Chapter 29 : Jejak yang tak terlupakan

1 0 0
                                    


Beberapa minggu setelah pameran yang sukses, Nabila merasa hidupnya semakin berwarna. Karya-karya yang dipamerkan mendapat tanggapan positif, dan tawaran kolaborasi berdatangan dari berbagai kalangan. Namun, meskipun semuanya berjalan baik, Nabila merasa ada sesuatu yang belum sepenuhnya teratasi dalam dirinya. Terutama tentang Haikal.

Pagi itu, Nabila duduk di teras rumahnya sambil menikmati secangkir kopi hangat. Dia membuka laptop dan melihat email masuk. Salah satu email itu berasal dari seorang kolektor seni yang tertarik dengan karyanya. Nabila merasa semangat, tetapi pikirannya kembali melayang ke Haikal. Ia teringat saat mereka berbicara di pameran, bagaimana Haikal tampak lebih tenang dan penuh harapan.

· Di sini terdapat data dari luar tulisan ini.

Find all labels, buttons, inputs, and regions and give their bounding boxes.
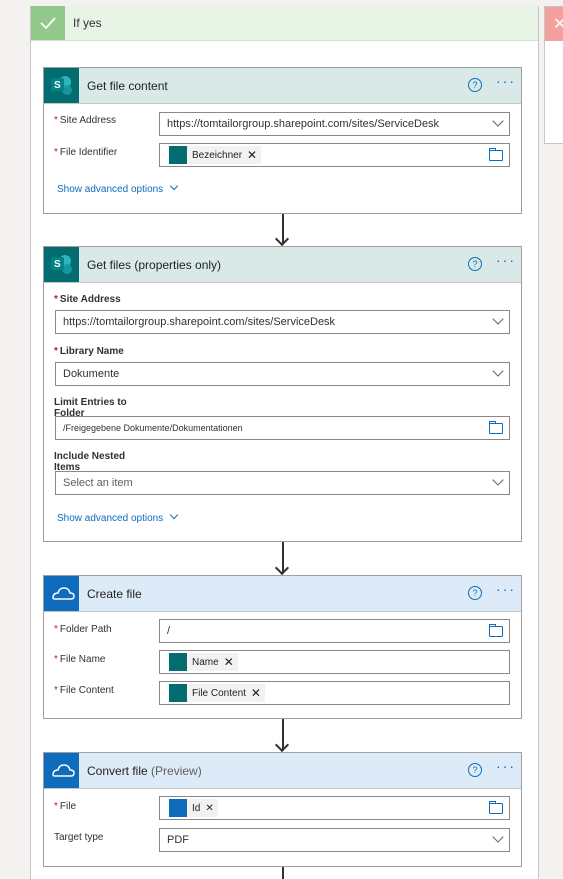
flow-connector (282, 867, 284, 879)
chevron-down-icon (492, 365, 504, 377)
site-address-dropdown[interactable]: https://tomtailorgroup.sharepoint.com/si… (55, 310, 510, 334)
chevron-down-icon (492, 831, 504, 843)
sharepoint-icon: S (44, 68, 79, 103)
file-identifier-label: * File Identifier (54, 147, 118, 158)
sharepoint-icon (169, 146, 187, 164)
library-name-label: * Library Name (54, 346, 124, 357)
onedrive-icon (44, 576, 79, 611)
card-header[interactable]: S Get files (properties only) ? ··· (44, 247, 521, 283)
condition-branch-no[interactable]: ✕ (544, 6, 563, 144)
close-icon: ✕ (553, 16, 563, 33)
close-icon[interactable]: ✕ (205, 803, 213, 814)
show-advanced-options-link[interactable]: Show advanced options (57, 181, 179, 195)
folder-path-field[interactable]: / (159, 619, 510, 643)
folder-path-label: * Folder Path (54, 624, 112, 635)
file-content-field[interactable]: File Content ✕ (159, 681, 510, 705)
folder-icon[interactable] (489, 801, 503, 814)
file-identifier-field[interactable]: Bezeichner ✕ (159, 143, 510, 167)
close-icon[interactable]: ✕ (247, 148, 257, 162)
check-icon (31, 6, 65, 40)
site-address-dropdown[interactable]: https://tomtailorgroup.sharepoint.com/si… (159, 112, 510, 136)
chevron-down-icon (492, 313, 504, 325)
branch-title: If yes (73, 16, 102, 30)
folder-icon[interactable] (489, 624, 503, 637)
card-header[interactable]: S Get file content ? ··· (44, 68, 521, 104)
card-title: Convert file (Preview) (87, 764, 202, 778)
include-nested-items-dropdown[interactable]: Select an item (55, 471, 510, 495)
card-title: Create file (87, 587, 142, 601)
target-type-label: Target type (54, 832, 104, 843)
close-icon[interactable]: ✕ (224, 655, 234, 669)
file-label: * File (54, 801, 77, 812)
close-icon[interactable]: ✕ (251, 686, 261, 700)
more-options-icon[interactable]: ··· (496, 252, 516, 268)
svg-text:S: S (54, 259, 61, 270)
library-name-dropdown[interactable]: Dokumente (55, 362, 510, 386)
onedrive-icon (169, 799, 187, 817)
limit-entries-label: Limit Entries to (54, 397, 127, 408)
help-icon[interactable]: ? (468, 257, 482, 271)
sharepoint-icon: S (44, 247, 79, 282)
site-address-label: * Site Address (54, 115, 117, 126)
target-type-dropdown[interactable]: PDF (159, 828, 510, 852)
help-icon[interactable]: ? (468, 78, 482, 92)
file-content-label: * File Content (54, 685, 114, 696)
card-header[interactable]: Convert file (Preview) ? ··· (44, 753, 521, 789)
folder-icon[interactable] (489, 421, 503, 434)
action-get-file-content[interactable]: S Get file content ? ··· * Site Address h… (43, 67, 522, 214)
sharepoint-icon (169, 653, 187, 671)
limit-entries-folder-field[interactable]: /Freigegebene Dokumente/Dokumentationen (55, 416, 510, 440)
card-title: Get files (properties only) (87, 258, 222, 272)
onedrive-icon (44, 753, 79, 788)
help-icon[interactable]: ? (468, 586, 482, 600)
branch-header[interactable]: If yes (31, 6, 538, 41)
file-name-label: * File Name (54, 654, 106, 665)
help-icon[interactable]: ? (468, 763, 482, 777)
svg-text:S: S (54, 80, 61, 91)
dynamic-token-bezeichner[interactable]: Bezeichner ✕ (169, 146, 262, 164)
file-name-field[interactable]: Name ✕ (159, 650, 510, 674)
card-title: Get file content (87, 79, 168, 93)
show-advanced-options-link[interactable]: Show advanced options (57, 510, 179, 524)
chevron-down-icon (169, 510, 179, 520)
file-field[interactable]: Id ✕ (159, 796, 510, 820)
dynamic-token-id[interactable]: Id ✕ (169, 799, 218, 817)
more-options-icon[interactable]: ··· (496, 581, 516, 597)
folder-icon[interactable] (489, 148, 503, 161)
chevron-down-icon (169, 181, 179, 191)
chevron-down-icon (492, 474, 504, 486)
no-branch-header: ✕ (545, 7, 563, 41)
dynamic-token-file-content[interactable]: File Content ✕ (169, 684, 265, 702)
more-options-icon[interactable]: ··· (496, 758, 516, 774)
chevron-down-icon (492, 115, 504, 127)
site-address-label: * Site Address (54, 294, 121, 305)
sharepoint-icon (169, 684, 187, 702)
include-nested-label: Include Nested (54, 451, 126, 462)
action-get-files-properties[interactable]: S Get files (properties only) ? ··· * Sit… (43, 246, 522, 542)
more-options-icon[interactable]: ··· (496, 73, 516, 89)
dynamic-token-name[interactable]: Name ✕ (169, 653, 238, 671)
card-header[interactable]: Create file ? ··· (44, 576, 521, 612)
action-convert-file[interactable]: Convert file (Preview) ? ··· * File Id ✕ … (43, 752, 522, 867)
action-create-file[interactable]: Create file ? ··· * Folder Path / * File N… (43, 575, 522, 719)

Setelah beberapa saat, Nabila memutuskan untuk menghubungi Rina. Dia ingin berbagi tentang perkembangan terbarunya dan bertanya apakah Rina ingin bertemu. Beberapa menit kemudian, Rina membalas pesan dan setuju untuk bertemu di kafe tempat mereka biasa nongkrong.

***

Saat Nabila tiba di kafe, Rina sudah menunggu di sudut dengan segelas latte di tangan. "Nabila! Selamat ya untuk pameran! Aku dengar banyak orang membicarakannya," ucap Rina dengan antusias.

"Terima kasih, Rina. Aku juga senang sekali bisa berbagi karya-karyaku," jawab Nabila sambil tersenyum.

Mereka mulai berbicara tentang pameran dan berbagai tawaran yang datang setelahnya. Nabila merasa bahagia bisa berbagi momen ini dengan Rina, tetapi dalam hatinya, dia masih menyimpan perasaan yang rumit terkait Haikal.

Setelah beberapa waktu, Rina menangkap ketegangan di wajah Nabila. "Kamu terlihat sedikit pusing. Ada yang ingin kamu bicarakan?"

Nabila menarik napas dalam-dalam sebelum mulai bercerita. "Sebenarnya, aku merasa baik-baik saja dengan semua ini. Tapi aku masih teringat tentang Haikal. Meskipun kita sudah bicara dan semuanya terasa lebih baik, aku tidak bisa sepenuhnya melepaskan kenangan itu."

Rina mendengarkan dengan seksama. "Itu wajar, Nabila. Hubungan yang dalam memang tidak bisa dilupakan begitu saja. Mungkin kamu perlu memberi dirimu waktu untuk benar-benar menghadapinya."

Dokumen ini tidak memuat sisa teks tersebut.